Compute the gradient w.r.t. the parameter of the output functional.

Parameters

mu

Parameter value for which to compute the gradient

input

The model input. Either a NumPy array of shape (self.dim_input,), a Function with dim_domain == 1 and shape_range == (self.dim_input,) mapping time to input, or a str expression whith t as variable that can be used to instatiate an ExpressionFunction of this type. Can be None if self.dim_input == 0.

return_array

if True, return the output gradient as a NumPy array. Otherwise, return a dict of gradients for each Parameter.

Returns

The gradient as a NumPy array or a dict of NumPy arrays.

solve(mu=None, input=None, return_error_estimate=False, **kwargs)

Solve the discrete problem for the parameter values mu.

This method returns a VectorArray with a internal state representation of the model’s solution for given parameter values. It is a convenience wrapper around compute.

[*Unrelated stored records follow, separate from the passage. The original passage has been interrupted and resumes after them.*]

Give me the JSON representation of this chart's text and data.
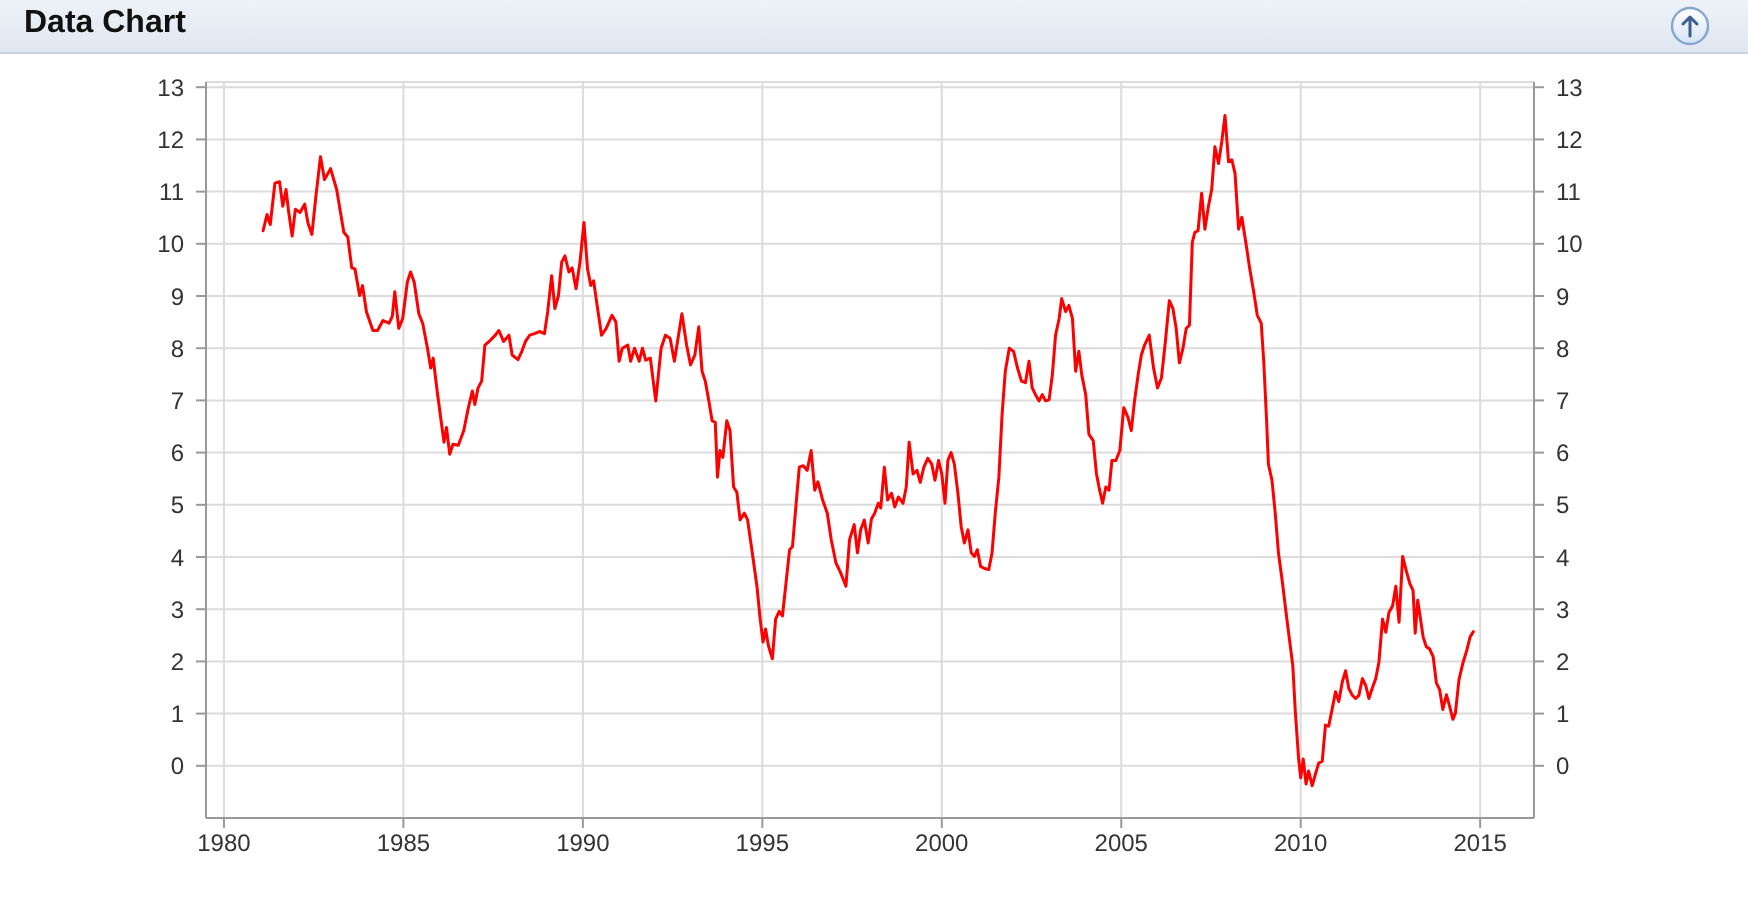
{
  "chart_data": {
    "type": "line",
    "title": "Data Chart",
    "x": [
      1981.09,
      1981.2,
      1981.29,
      1981.42,
      1981.55,
      1981.64,
      1981.73,
      1981.8,
      1981.9,
      1981.99,
      1982.12,
      1982.25,
      1982.34,
      1982.45,
      1982.56,
      1982.69,
      1982.8,
      1982.97,
      1983.14,
      1983.34,
      1983.45,
      1983.56,
      1983.65,
      1983.78,
      1983.86,
      1983.97,
      1984.15,
      1984.28,
      1984.43,
      1984.6,
      1984.69,
      1984.76,
      1984.87,
      1984.98,
      1985.11,
      1985.2,
      1985.3,
      1985.43,
      1985.54,
      1985.67,
      1985.76,
      1985.83,
      1985.94,
      1986.05,
      1986.13,
      1986.2,
      1986.29,
      1986.38,
      1986.53,
      1986.68,
      1986.81,
      1986.92,
      1986.99,
      1987.08,
      1987.18,
      1987.27,
      1987.42,
      1987.56,
      1987.66,
      1987.79,
      1987.94,
      1988.03,
      1988.19,
      1988.3,
      1988.4,
      1988.52,
      1988.65,
      1988.8,
      1988.93,
      1989.02,
      1989.13,
      1989.22,
      1989.32,
      1989.41,
      1989.5,
      1989.61,
      1989.7,
      1989.81,
      1989.92,
      1990.03,
      1990.13,
      1990.22,
      1990.3,
      1990.41,
      1990.52,
      1990.65,
      1990.81,
      1990.92,
      1991.01,
      1991.1,
      1991.25,
      1991.33,
      1991.44,
      1991.57,
      1991.66,
      1991.75,
      1991.88,
      1992.03,
      1992.18,
      1992.3,
      1992.43,
      1992.55,
      1992.76,
      1992.89,
      1993.0,
      1993.12,
      1993.23,
      1993.32,
      1993.41,
      1993.51,
      1993.6,
      1993.69,
      1993.75,
      1993.82,
      1993.9,
      1994.01,
      1994.1,
      1994.2,
      1994.29,
      1994.38,
      1994.5,
      1994.59,
      1994.72,
      1994.85,
      1994.94,
      1995.02,
      1995.09,
      1995.17,
      1995.28,
      1995.37,
      1995.47,
      1995.56,
      1995.65,
      1995.76,
      1995.84,
      1995.95,
      1996.03,
      1996.14,
      1996.25,
      1996.36,
      1996.46,
      1996.55,
      1996.68,
      1996.81,
      1996.92,
      1997.05,
      1997.18,
      1997.33,
      1997.43,
      1997.56,
      1997.65,
      1997.74,
      1997.84,
      1997.95,
      1998.04,
      1998.13,
      1998.23,
      1998.3,
      1998.4,
      1998.49,
      1998.6,
      1998.69,
      1998.79,
      1998.92,
      1999.01,
      1999.09,
      1999.2,
      1999.31,
      1999.4,
      1999.5,
      1999.61,
      1999.72,
      1999.81,
      1999.91,
      2000.0,
      2000.09,
      2000.17,
      2000.26,
      2000.35,
      2000.45,
      2000.54,
      2000.63,
      2000.73,
      2000.82,
      2000.91,
      2000.99,
      2001.08,
      2001.19,
      2001.31,
      2001.4,
      2001.49,
      2001.59,
      2001.68,
      2001.77,
      2001.88,
      2002.0,
      2002.11,
      2002.22,
      2002.33,
      2002.43,
      2002.52,
      2002.61,
      2002.71,
      2002.8,
      2002.89,
      2002.99,
      2003.08,
      2003.17,
      2003.27,
      2003.34,
      2003.45,
      2003.54,
      2003.64,
      2003.73,
      2003.82,
      2003.9,
      2004.01,
      2004.1,
      2004.22,
      2004.31,
      2004.38,
      2004.48,
      2004.57,
      2004.66,
      2004.74,
      2004.85,
      2004.96,
      2005.07,
      2005.19,
      2005.28,
      2005.37,
      2005.47,
      2005.56,
      2005.65,
      2005.78,
      2005.9,
      2006.01,
      2006.12,
      2006.23,
      2006.34,
      2006.44,
      2006.53,
      2006.62,
      2006.72,
      2006.81,
      2006.9,
      2006.98,
      2007.05,
      2007.14,
      2007.24,
      2007.33,
      2007.43,
      2007.52,
      2007.61,
      2007.71,
      2007.8,
      2007.89,
      2007.99,
      2008.08,
      2008.17,
      2008.27,
      2008.36,
      2008.47,
      2008.58,
      2008.69,
      2008.79,
      2008.9,
      2008.97,
      2009.05,
      2009.1,
      2009.2,
      2009.29,
      2009.38,
      2009.48,
      2009.57,
      2009.66,
      2009.78,
      2009.85,
      2009.94,
      2010.0,
      2010.07,
      2010.15,
      2010.22,
      2010.32,
      2010.41,
      2010.5,
      2010.6,
      2010.69,
      2010.78,
      2010.88,
      2010.97,
      2011.06,
      2011.16,
      2011.25,
      2011.34,
      2011.44,
      2011.53,
      2011.62,
      2011.72,
      2011.81,
      2011.9,
      2011.99,
      2012.09,
      2012.18,
      2012.28,
      2012.37,
      2012.46,
      2012.56,
      2012.65,
      2012.74,
      2012.84,
      2012.94,
      2013.04,
      2013.13,
      2013.19,
      2013.26,
      2013.33,
      2013.41,
      2013.5,
      2013.59,
      2013.69,
      2013.78,
      2013.87,
      2013.96,
      2014.06,
      2014.15,
      2014.24,
      2014.31,
      2014.41,
      2014.52,
      2014.63,
      2014.72,
      2014.81
    ],
    "series": [
      {
        "color": "#ff0000",
        "values": [
          10.25,
          10.56,
          10.37,
          11.16,
          11.19,
          10.72,
          11.04,
          10.63,
          10.15,
          10.66,
          10.6,
          10.76,
          10.4,
          10.18,
          10.9,
          11.67,
          11.23,
          11.44,
          11.04,
          10.22,
          10.13,
          9.54,
          9.52,
          9.01,
          9.2,
          8.7,
          8.34,
          8.34,
          8.53,
          8.48,
          8.61,
          9.08,
          8.38,
          8.57,
          9.27,
          9.46,
          9.27,
          8.66,
          8.47,
          8.0,
          7.62,
          7.81,
          7.18,
          6.61,
          6.2,
          6.48,
          5.97,
          6.16,
          6.14,
          6.42,
          6.86,
          7.18,
          6.92,
          7.24,
          7.37,
          8.06,
          8.15,
          8.25,
          8.34,
          8.13,
          8.25,
          7.87,
          7.78,
          7.94,
          8.13,
          8.25,
          8.28,
          8.32,
          8.28,
          8.7,
          9.39,
          8.76,
          9.01,
          9.65,
          9.77,
          9.46,
          9.54,
          9.14,
          9.65,
          10.41,
          9.52,
          9.2,
          9.29,
          8.76,
          8.25,
          8.38,
          8.63,
          8.5,
          7.75,
          8.0,
          8.06,
          7.75,
          8.0,
          7.75,
          8.0,
          7.77,
          7.81,
          6.99,
          8.0,
          8.25,
          8.19,
          7.75,
          8.66,
          8.06,
          7.68,
          7.87,
          8.41,
          7.56,
          7.37,
          6.99,
          6.61,
          6.58,
          5.53,
          6.04,
          5.91,
          6.61,
          6.42,
          5.34,
          5.24,
          4.71,
          4.84,
          4.71,
          4.08,
          3.44,
          2.81,
          2.37,
          2.62,
          2.3,
          2.05,
          2.81,
          2.96,
          2.87,
          3.44,
          4.14,
          4.2,
          5.09,
          5.72,
          5.75,
          5.66,
          6.04,
          5.28,
          5.44,
          5.09,
          4.84,
          4.33,
          3.89,
          3.7,
          3.44,
          4.33,
          4.62,
          4.08,
          4.52,
          4.71,
          4.27,
          4.73,
          4.84,
          5.03,
          4.94,
          5.72,
          5.09,
          5.22,
          4.96,
          5.15,
          5.03,
          5.34,
          6.2,
          5.59,
          5.66,
          5.43,
          5.72,
          5.89,
          5.78,
          5.47,
          5.85,
          5.59,
          5.03,
          5.85,
          6.0,
          5.78,
          5.22,
          4.58,
          4.27,
          4.52,
          4.08,
          4.01,
          4.14,
          3.82,
          3.78,
          3.76,
          4.08,
          4.84,
          5.53,
          6.73,
          7.56,
          8.0,
          7.94,
          7.62,
          7.37,
          7.34,
          7.75,
          7.24,
          7.11,
          6.99,
          7.11,
          6.99,
          7.01,
          7.49,
          8.25,
          8.57,
          8.95,
          8.7,
          8.82,
          8.57,
          7.56,
          7.94,
          7.49,
          7.11,
          6.35,
          6.23,
          5.59,
          5.34,
          5.03,
          5.34,
          5.28,
          5.85,
          5.85,
          6.04,
          6.86,
          6.67,
          6.42,
          6.99,
          7.49,
          7.87,
          8.06,
          8.25,
          7.62,
          7.24,
          7.43,
          8.13,
          8.91,
          8.76,
          8.38,
          7.72,
          8.0,
          8.38,
          8.44,
          10.03,
          10.22,
          10.25,
          10.97,
          10.28,
          10.72,
          11.04,
          11.86,
          11.54,
          11.95,
          12.46,
          11.57,
          11.61,
          11.35,
          10.28,
          10.51,
          10.03,
          9.52,
          9.08,
          8.63,
          8.48,
          7.75,
          6.61,
          5.78,
          5.47,
          4.84,
          4.08,
          3.57,
          3.06,
          2.56,
          1.92,
          1.04,
          0.15,
          -0.23,
          0.13,
          -0.35,
          -0.1,
          -0.38,
          -0.16,
          0.05,
          0.09,
          0.78,
          0.76,
          1.1,
          1.42,
          1.23,
          1.61,
          1.82,
          1.48,
          1.35,
          1.29,
          1.35,
          1.67,
          1.54,
          1.29,
          1.48,
          1.67,
          1.99,
          2.81,
          2.56,
          2.94,
          3.06,
          3.44,
          2.75,
          4.01,
          3.74,
          3.49,
          3.36,
          2.54,
          3.17,
          2.85,
          2.47,
          2.28,
          2.24,
          2.09,
          1.59,
          1.46,
          1.08,
          1.36,
          1.14,
          0.89,
          1.01,
          1.65,
          1.97,
          2.22,
          2.47,
          2.57
        ]
      }
    ],
    "xlim": [
      1979.5,
      2016.5
    ],
    "xticks": [
      1980,
      1985,
      1990,
      1995,
      2000,
      2005,
      2010,
      2015
    ],
    "ylim": [
      -1,
      13.1
    ],
    "yticks": [
      0,
      1,
      2,
      3,
      4,
      5,
      6,
      7,
      8,
      9,
      10,
      11,
      12,
      13
    ],
    "y2lim": [
      -1,
      13.1
    ],
    "y2ticks": [
      0,
      1,
      2,
      3,
      4,
      5,
      6,
      7,
      8,
      9,
      10,
      11,
      12,
      13
    ],
    "grid": true
  }
}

The result may be cached in case caching has been activated for the given model.

Parameters

mu

Parameter values for which to solve.

input

The model input. Either a NumPy array of shape (self.dim_input,), a Function with dim_domain == 1 and shape_range == (self.dim_input,) mapping time to input, or a str expression whith t as variable that can be used to instatiate an ExpressionFunction of this type. Can be None if self.dim_input == 0.

return_error_estimate

If True, also return an error estimate for the computed solution.

kwargs

Additional keyword arguments passed to compute that might affect how the solution is computed.

Returns

The solution VectorArray. When return_error_estimate is True, the estimate is returned as second value.

solve_d_mu(parameter, index, mu=None, input=None, **kwargs)

Solve for the partial derivative of the solution w.r.t. a parameter index

Parameters

parameter

parameter for which to compute the sensitivity

index

parameter index for which to compute the sensitivity

mu

Parameter value for which to solve

input

The model input. Either a NumPy array of shape (self.dim_input,), a Function with dim_domain == 1 and shape_range == (self.dim_input,) mapping time to input, or a str expression whith t as variable that can be used to instatiate an ExpressionFunction of this type. Can be None if self.dim_input == 0.

Returns

The sensitivity of the solution as a VectorArray.

visualize(U, **kwargs)

Visualize a VectorArray U of the model’s solution_space.

Parameters

U

The VectorArray from solution_space that shall be visualized.

kwargs

Additional keyword arguments to customize the visualization. See the docstring of self.visualizer.visualize.